Credits also contain logos/symbols (near the end), and often have stylistic flai...

giantrobot · on July 6, 2020

Text with video is difficult to do correctly for a few different reasons. Just rendering text well is a complicated task that's often done poorly. Allowing arbitrary text styling leads to more complexity. However for the sake of accessibility (and/or regulations) you need some level of styling ability.

This is all besides complexity like video/audio content synced text or handling multiple simultaneous speakers. Even that is besides workflow/tooling issues that you mentioned.

The MPEG-4 spec kind of punted on text and supports fairly basic timed text subtitles. Text essentially has timestamp where it appears and a duration. There's minimal ability to style the text and there's limits on the availability of fonts though it does allow for Unicode so most languages are covered.

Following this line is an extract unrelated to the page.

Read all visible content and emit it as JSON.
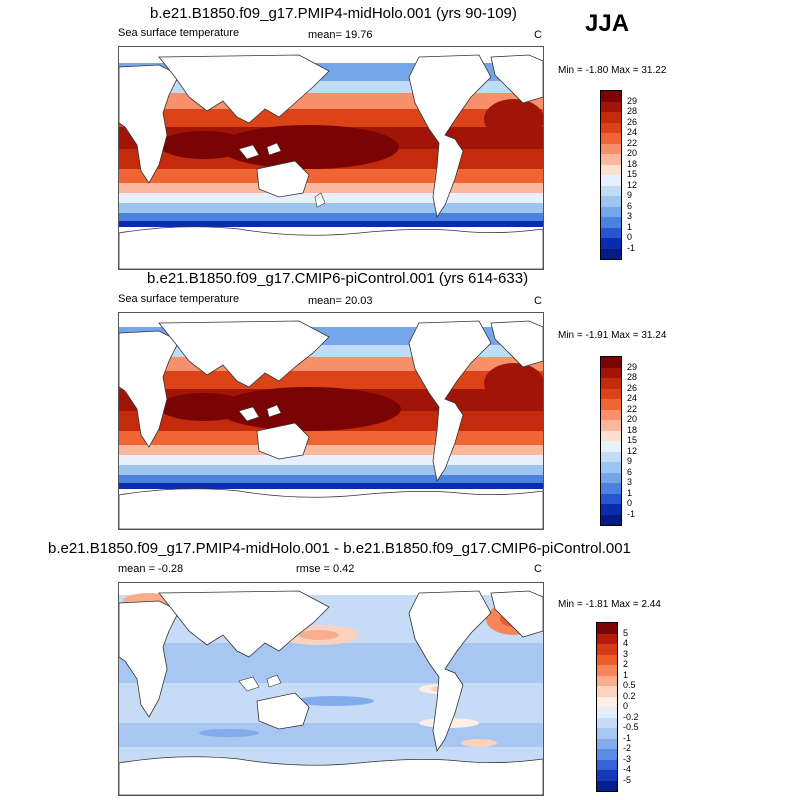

It's possible to do tricks where you style words at time stamps to give a karaoke effect or identify speakers but that's all on the creation side and is very tricky.

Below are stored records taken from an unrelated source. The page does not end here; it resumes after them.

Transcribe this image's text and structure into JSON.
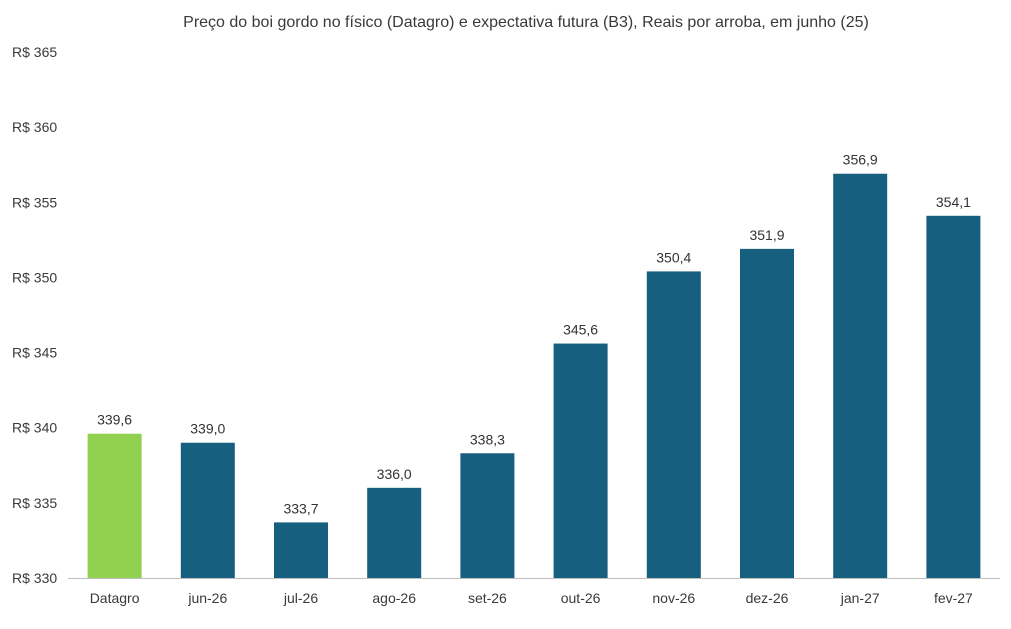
{
  "chart_data": {
    "type": "bar",
    "title": "Preço do boi gordo no físico (Datagro)  e expectativa futura (B3), Reais por arroba, em junho (25)",
    "xlabel": "",
    "ylabel": "",
    "categories": [
      "Datagro",
      "jun-26",
      "jul-26",
      "ago-26",
      "set-26",
      "out-26",
      "nov-26",
      "dez-26",
      "jan-27",
      "fev-27"
    ],
    "values": [
      339.6,
      339.0,
      333.7,
      336.0,
      338.3,
      345.6,
      350.4,
      351.9,
      356.9,
      354.1
    ],
    "value_labels": [
      "339,6",
      "339,0",
      "333,7",
      "336,0",
      "338,3",
      "345,6",
      "350,4",
      "351,9",
      "356,9",
      "354,1"
    ],
    "ylim": [
      330,
      365
    ],
    "yticks": [
      330,
      335,
      340,
      345,
      350,
      355,
      360,
      365
    ],
    "ytick_labels": [
      "R$ 330",
      "R$ 335",
      "R$ 340",
      "R$ 345",
      "R$ 350",
      "R$ 355",
      "R$ 360",
      "R$ 365"
    ],
    "grid": false,
    "legend": "none",
    "colors": {
      "highlight": "#92d050",
      "bar": "#175f7e",
      "axis": "#bfbfbf"
    }
  }
}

The Matroska spec has a lot more robust support for text but it's more of just preserving the original subtitle/text encoding in the file and letting the player software figure out what to do with that particular format and then displaying it as an overlay on the video.

It's unfortunate text doesn't get more first class love from multimedia specs. There's a lot that could be done, titles and credits as you mention, but also better integration of descriptive or reference text or hyperlink-able anchors.

dfox · on July 6, 2020

MPEG 4 (taken as a the whole body of standards, not as two particular video codecs) actually has provisions for text content, vector video layers and even rudimentary 3D objects. On the other hand I'm almost sure that there are no practical implementations of any of that.

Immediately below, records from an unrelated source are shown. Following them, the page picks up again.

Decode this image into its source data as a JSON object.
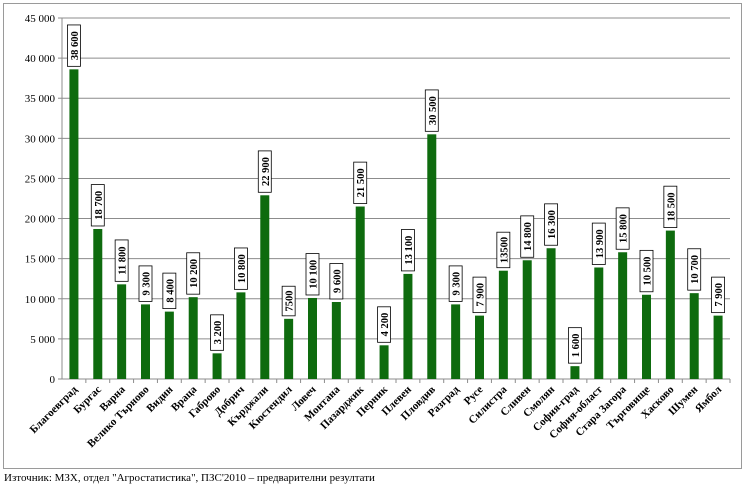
{
  "chart_data": {
    "type": "bar",
    "categories": [
      "Благоевград",
      "Бургас",
      "Варна",
      "Велико Търново",
      "Видин",
      "Враца",
      "Габрово",
      "Добрич",
      "Кърджали",
      "Кюстендил",
      "Ловеч",
      "Монтана",
      "Пазарджик",
      "Перник",
      "Плевен",
      "Пловдив",
      "Разград",
      "Русе",
      "Силистра",
      "Сливен",
      "Смолян",
      "София-град",
      "София-област",
      "Стара Загора",
      "Търговище",
      "Хасково",
      "Шумен",
      "Ямбол"
    ],
    "values": [
      38600,
      18700,
      11800,
      9300,
      8400,
      10200,
      3200,
      10800,
      22900,
      7500,
      10100,
      9600,
      21500,
      4200,
      13100,
      30500,
      9300,
      7900,
      13500,
      14800,
      16300,
      1600,
      13900,
      15800,
      10500,
      18500,
      10700,
      7900
    ],
    "data_labels": [
      "38 600",
      "18 700",
      "11 800",
      "9 300",
      "8 400",
      "10 200",
      "3 200",
      "10 800",
      "22 900",
      "7500",
      "10 100",
      "9 600",
      "21 500",
      "4 200",
      "13 100",
      "30 500",
      "9 300",
      "7 900",
      "13500",
      "14 800",
      "16 300",
      "1 600",
      "13 900",
      "15 800",
      "10 500",
      "18 500",
      "10 700",
      "7 900"
    ],
    "yticks": [
      "0",
      "5 000",
      "10 000",
      "15 000",
      "20 000",
      "25 000",
      "30 000",
      "35 000",
      "40 000",
      "45 000"
    ],
    "ylim": [
      0,
      45000
    ],
    "grid": true,
    "colors": {
      "bar": "#0e6b0e",
      "grid": "#8c8c8c",
      "axis": "#8c8c8c"
    },
    "title": "",
    "xlabel": "",
    "ylabel": ""
  },
  "source_note": "Източник: МЗХ, отдел \"Агростатистика\", ПЗС'2010 – предварителни резултати"
}
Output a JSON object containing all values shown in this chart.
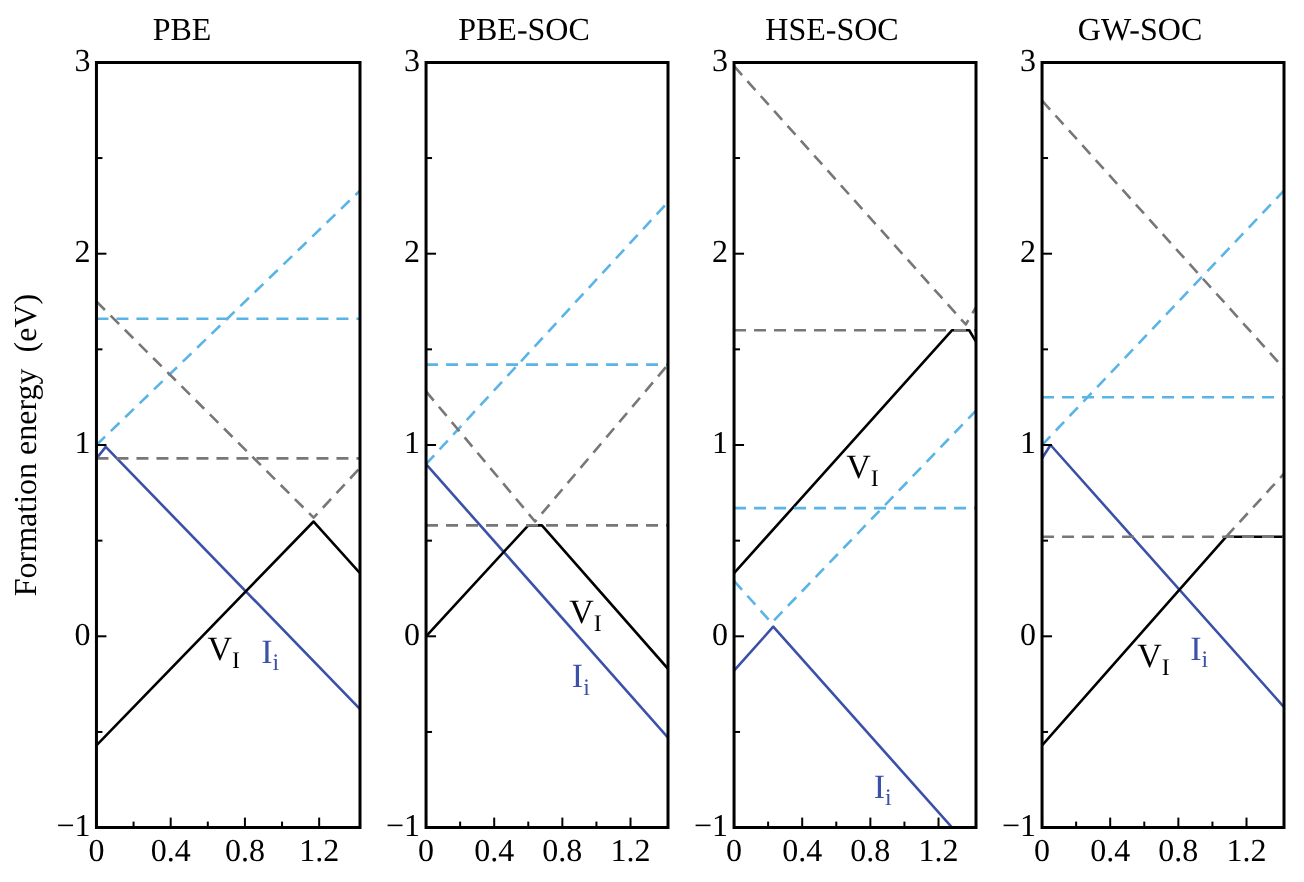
{
  "chart_data": [
    {
      "type": "line",
      "title": "PBE",
      "ylabel": "Formation energy  (eV)",
      "xlim": [
        0,
        1.42
      ],
      "ylim": [
        -1,
        3
      ],
      "xticks": [
        0,
        {
          "value": 0.2,
          "label": null
        },
        0.4,
        {
          "value": 0.6,
          "label": null
        },
        0.8,
        {
          "value": 1.0,
          "label": null
        },
        1.2
      ],
      "yticks": [
        -1,
        {
          "value": -0.5,
          "label": null
        },
        0,
        {
          "value": 0.5,
          "label": null
        },
        1,
        {
          "value": 1.5,
          "label": null
        },
        2,
        {
          "value": 2.5,
          "label": null
        },
        3
      ],
      "grid": false,
      "legend": false,
      "marker": "none",
      "series": [
        {
          "color": "#777777",
          "line_style": "dashed",
          "x": [
            0,
            1.42
          ],
          "values": [
            0.93,
            0.93
          ]
        },
        {
          "color": "#777777",
          "line_style": "dashed",
          "x": [
            0,
            1.17,
            1.42
          ],
          "values": [
            1.75,
            0.62,
            0.88
          ]
        },
        {
          "color": "#5ab4e6",
          "line_style": "dashed",
          "x": [
            0,
            1.42
          ],
          "values": [
            1.66,
            1.66
          ]
        },
        {
          "color": "#5ab4e6",
          "line_style": "dashed",
          "x": [
            0,
            1.42
          ],
          "values": [
            1.0,
            2.33
          ]
        },
        {
          "name": "V$_{I}$",
          "color": "#000000",
          "line_style": "solid",
          "x": [
            0,
            1.17,
            1.42
          ],
          "values": [
            -0.57,
            0.6,
            0.33
          ]
        },
        {
          "name": "I$_{i}$",
          "color": "#3b50a8",
          "line_style": "solid",
          "x": [
            0,
            0.05,
            1.42
          ],
          "values": [
            0.93,
            0.99,
            -0.38
          ]
        }
      ]
    },
    {
      "type": "line",
      "title": "PBE-SOC",
      "xlim": [
        0,
        1.42
      ],
      "ylim": [
        -1,
        3
      ],
      "xticks": [
        0,
        {
          "value": 0.2,
          "label": null
        },
        0.4,
        {
          "value": 0.6,
          "label": null
        },
        0.8,
        {
          "value": 1.0,
          "label": null
        },
        1.2
      ],
      "yticks": [
        -1,
        {
          "value": -0.5,
          "label": null
        },
        0,
        {
          "value": 0.5,
          "label": null
        },
        1,
        {
          "value": 1.5,
          "label": null
        },
        2,
        {
          "value": 2.5,
          "label": null
        },
        3
      ],
      "grid": false,
      "legend": false,
      "marker": "none",
      "series": [
        {
          "color": "#777777",
          "line_style": "dashed",
          "x": [
            0,
            1.42
          ],
          "values": [
            0.58,
            0.58
          ]
        },
        {
          "color": "#777777",
          "line_style": "dashed",
          "x": [
            0,
            0.64,
            1.42
          ],
          "values": [
            1.28,
            0.6,
            1.42
          ]
        },
        {
          "color": "#5ab4e6",
          "line_style": "dashed",
          "x": [
            0,
            1.42
          ],
          "values": [
            1.42,
            1.42
          ]
        },
        {
          "color": "#5ab4e6",
          "line_style": "dashed",
          "x": [
            0,
            1.42
          ],
          "values": [
            0.9,
            2.27
          ]
        },
        {
          "name": "V$_{I}$",
          "color": "#000000",
          "line_style": "solid",
          "x": [
            0,
            0.6,
            0.68,
            1.42
          ],
          "values": [
            0,
            0.58,
            0.58,
            -0.17
          ]
        },
        {
          "name": "I$_{i}$",
          "color": "#3b50a8",
          "line_style": "solid",
          "x": [
            0,
            1.42
          ],
          "values": [
            0.9,
            -0.53
          ]
        }
      ]
    },
    {
      "type": "line",
      "title": "HSE-SOC",
      "xlim": [
        0,
        1.42
      ],
      "ylim": [
        -1,
        3
      ],
      "xticks": [
        0,
        {
          "value": 0.2,
          "label": null
        },
        0.4,
        {
          "value": 0.6,
          "label": null
        },
        0.8,
        {
          "value": 1.0,
          "label": null
        },
        1.2
      ],
      "yticks": [
        -1,
        {
          "value": -0.5,
          "label": null
        },
        0,
        {
          "value": 0.5,
          "label": null
        },
        1,
        {
          "value": 1.5,
          "label": null
        },
        2,
        {
          "value": 2.5,
          "label": null
        },
        3
      ],
      "grid": false,
      "legend": false,
      "marker": "none",
      "series": [
        {
          "color": "#777777",
          "line_style": "dashed",
          "x": [
            0,
            1.42
          ],
          "values": [
            1.6,
            1.6
          ]
        },
        {
          "color": "#777777",
          "line_style": "dashed",
          "x": [
            0,
            1.36,
            1.42
          ],
          "values": [
            2.98,
            1.63,
            1.72
          ]
        },
        {
          "color": "#5ab4e6",
          "line_style": "dashed",
          "x": [
            0,
            1.42
          ],
          "values": [
            0.67,
            0.67
          ]
        },
        {
          "color": "#5ab4e6",
          "line_style": "dashed",
          "x": [
            0,
            0.22,
            1.42
          ],
          "values": [
            0.29,
            0.07,
            1.18
          ]
        },
        {
          "name": "V$_{I}$",
          "color": "#000000",
          "line_style": "solid",
          "x": [
            0,
            1.28,
            1.38,
            1.42
          ],
          "values": [
            0.33,
            1.6,
            1.6,
            1.54
          ]
        },
        {
          "name": "I$_{i}$",
          "color": "#3b50a8",
          "line_style": "solid",
          "x": [
            0,
            0.23,
            1.28
          ],
          "values": [
            -0.18,
            0.05,
            -1.0
          ]
        }
      ]
    },
    {
      "type": "line",
      "title": "GW-SOC",
      "xlim": [
        0,
        1.42
      ],
      "ylim": [
        -1,
        3
      ],
      "xticks": [
        0,
        {
          "value": 0.2,
          "label": null
        },
        0.4,
        {
          "value": 0.6,
          "label": null
        },
        0.8,
        {
          "value": 1.0,
          "label": null
        },
        1.2
      ],
      "yticks": [
        -1,
        {
          "value": -0.5,
          "label": null
        },
        0,
        {
          "value": 0.5,
          "label": null
        },
        1,
        {
          "value": 1.5,
          "label": null
        },
        2,
        {
          "value": 2.5,
          "label": null
        },
        3
      ],
      "grid": false,
      "legend": false,
      "marker": "none",
      "series": [
        {
          "color": "#777777",
          "line_style": "dashed",
          "x": [
            0,
            1.42
          ],
          "values": [
            0.52,
            0.52
          ]
        },
        {
          "color": "#777777",
          "line_style": "dashed",
          "x": [
            0,
            1.42
          ],
          "values": [
            2.8,
            1.4
          ]
        },
        {
          "color": "#777777",
          "line_style": "dashed",
          "x": [
            1.08,
            1.42
          ],
          "values": [
            0.52,
            0.85
          ]
        },
        {
          "color": "#5ab4e6",
          "line_style": "dashed",
          "x": [
            0,
            1.42
          ],
          "values": [
            1.25,
            1.25
          ]
        },
        {
          "color": "#5ab4e6",
          "line_style": "dashed",
          "x": [
            0,
            1.42
          ],
          "values": [
            1.0,
            2.33
          ]
        },
        {
          "name": "V$_{I}$",
          "color": "#000000",
          "line_style": "solid",
          "x": [
            0,
            1.08,
            1.42
          ],
          "values": [
            -0.57,
            0.52,
            0.52
          ]
        },
        {
          "name": "I$_{i}$",
          "color": "#3b50a8",
          "line_style": "solid",
          "x": [
            0,
            0.05,
            1.42
          ],
          "values": [
            0.93,
            1.0,
            -0.37
          ]
        }
      ]
    }
  ]
}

duskwuff · on July 6, 2020

Oh, and that's only the beginning. The MPEG-4 standard also includes some pretty wacky kitchen-sink features like animated human faces and bodies (defined in MPEG-4 part 2 as "FBA objects"), and an XML format for representing musical notation (MPEG-4 part 23, SMR).

giantrobot · on July 6, 2020

Don't forget Java bytecode tracks!

occamrazor · on July 6, 2020

Scene releases often had optimized compression settings for credits (low keyframes, b&w, aggressive motion compensation, etc.)